Exploratory Testing is a method of testing which relies heavily on experience.

  • Therefore, if the tester has never used the application before, nor any other similar application, they will not likely be very productive.
    • Effective exploratory testing involves exploring the specifications manually and methodically while providing a lot of test coverage (not 100%).
      • The practice itself involves having a very high-level mission without a pre-determined route.
        • There is a lot of experimenting, backtracking, repitition and other processes that most people would likely not have the patience nor understanding to execute faithfully. (Failure or lack of experience in doing so is why this form of testing is often downplayed and discredited).
          • To prove the above would require explaining cognition, learning and memory, but in general it involves subconscious experience, intuition and diligence.
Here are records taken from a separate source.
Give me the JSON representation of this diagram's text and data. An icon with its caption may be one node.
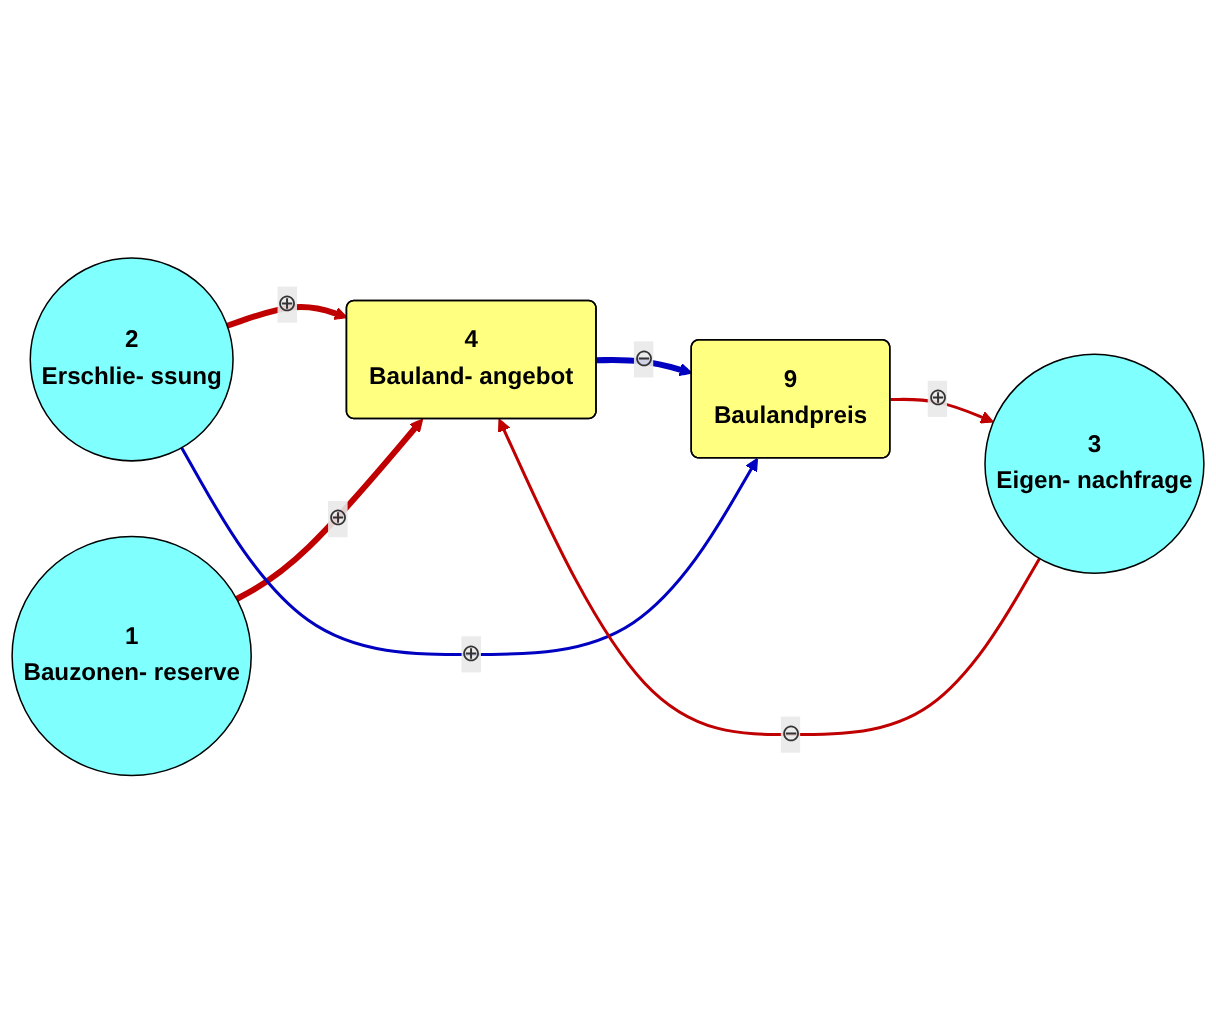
{
  "diagram": {
    "nodes": [
      {
        "text": [
          "2",
          "Erschlie- ssung"
        ]
      },
      {
        "text": [
          "1",
          "Bauzonen- reserve"
        ]
      },
      {
        "text": [
          "4",
          "Bauland- angebot"
        ]
      },
      {
        "text": [
          "9",
          "Baulandpreis"
        ]
      },
      {
        "text": [
          "3",
          "Eigen- nachfrage"
        ]
      }
    ],
    "edges": [
      {
        "from": 0,
        "to": 2,
        "arrow": "to",
        "label": "⊕",
        "style": "thick",
        "color": "#c00000"
      },
      {
        "from": 1,
        "to": 2,
        "arrow": "to",
        "label": "⊕",
        "style": "thick",
        "color": "#c00000"
      },
      {
        "from": 2,
        "to": 3,
        "arrow": "to",
        "label": "⊖",
        "style": "thick",
        "color": "#0000c0"
      },
      {
        "from": 0,
        "to": 3,
        "arrow": "to",
        "label": "⊕",
        "color": "#0000c0"
      },
      {
        "from": 3,
        "to": 4,
        "arrow": "to",
        "label": "⊕",
        "color": "#c00000"
      },
      {
        "from": 4,
        "to": 2,
        "arrow": "to",
        "label": "⊖",
        "color": "#c00000"
      }
    ]
  }
}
            • Sources: Exploratory Data Analysis (Tukey 1977), Strategies for Qualitative Research (Glaser and Strauss 1999), and Basics of Qualitative Research, 2nd Edition (Strauss, Anselm, and Corbin 1998
    • Luckily exploratory testing can be thought of as a way of thinking while testing very objective acceptance criteria in a less declarative way. When verifying very specific requirements for example, it may occur to the tester to verify something slightly exterior or out-of-scope of the primary objective so as not to take everything for granted. It is this application of exploratory testing that can often yield discoveries of regression, or at the very least, enhance the tester's understanding of the current scope of the acceptance criteria.
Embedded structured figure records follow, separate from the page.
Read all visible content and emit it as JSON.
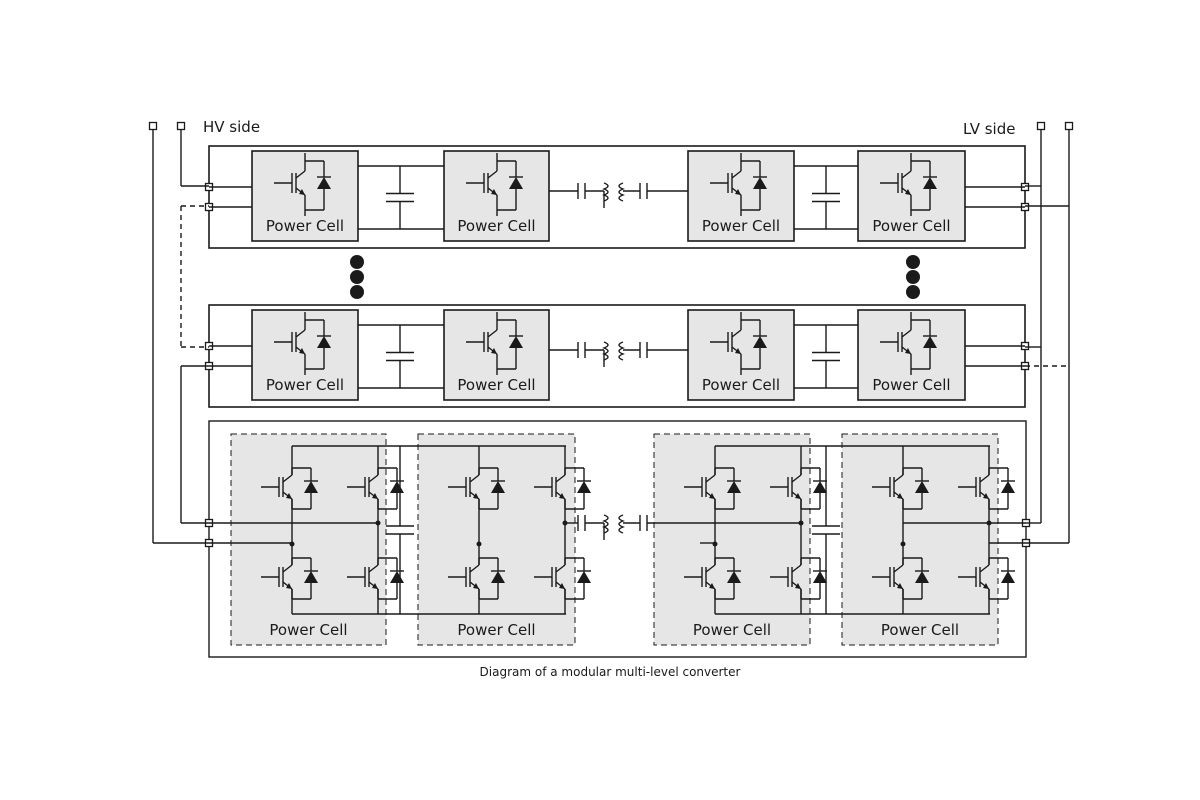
{
  "labels": {
    "hv_side": "HV side",
    "lv_side": "LV side",
    "cell": "Power Cell",
    "caption": "Diagram of a modular multi-level converter"
  },
  "colors": {
    "line": "#1a1a1a",
    "cell_fill": "#e6e6e6",
    "background": "#ffffff"
  }
}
  • Exploratory testing often involves verifying explicit and implicit requirements.
    • Technically and explicitly a requirement could give you a very specific input and instruct you to expect a specific output, however, implicitly the "expected" output may be technically correct but obviously not expected. Although this is also something difficult to explain an example would be when a result does not make human-readable sense: The code appends the word "Truck" to every Make and Model string output of a list of vehicles - but the name of one of the Vehicles is the "Ford Super-Truck" - therefore the output is "The Ford Super-Truck Truck". Technically this is correct but implicitly it is not. Another common example where explicit requirements are invalidated by implicit requirements occur with product versioning where the year or other qualities of the product are not expected but the main product is technically the same.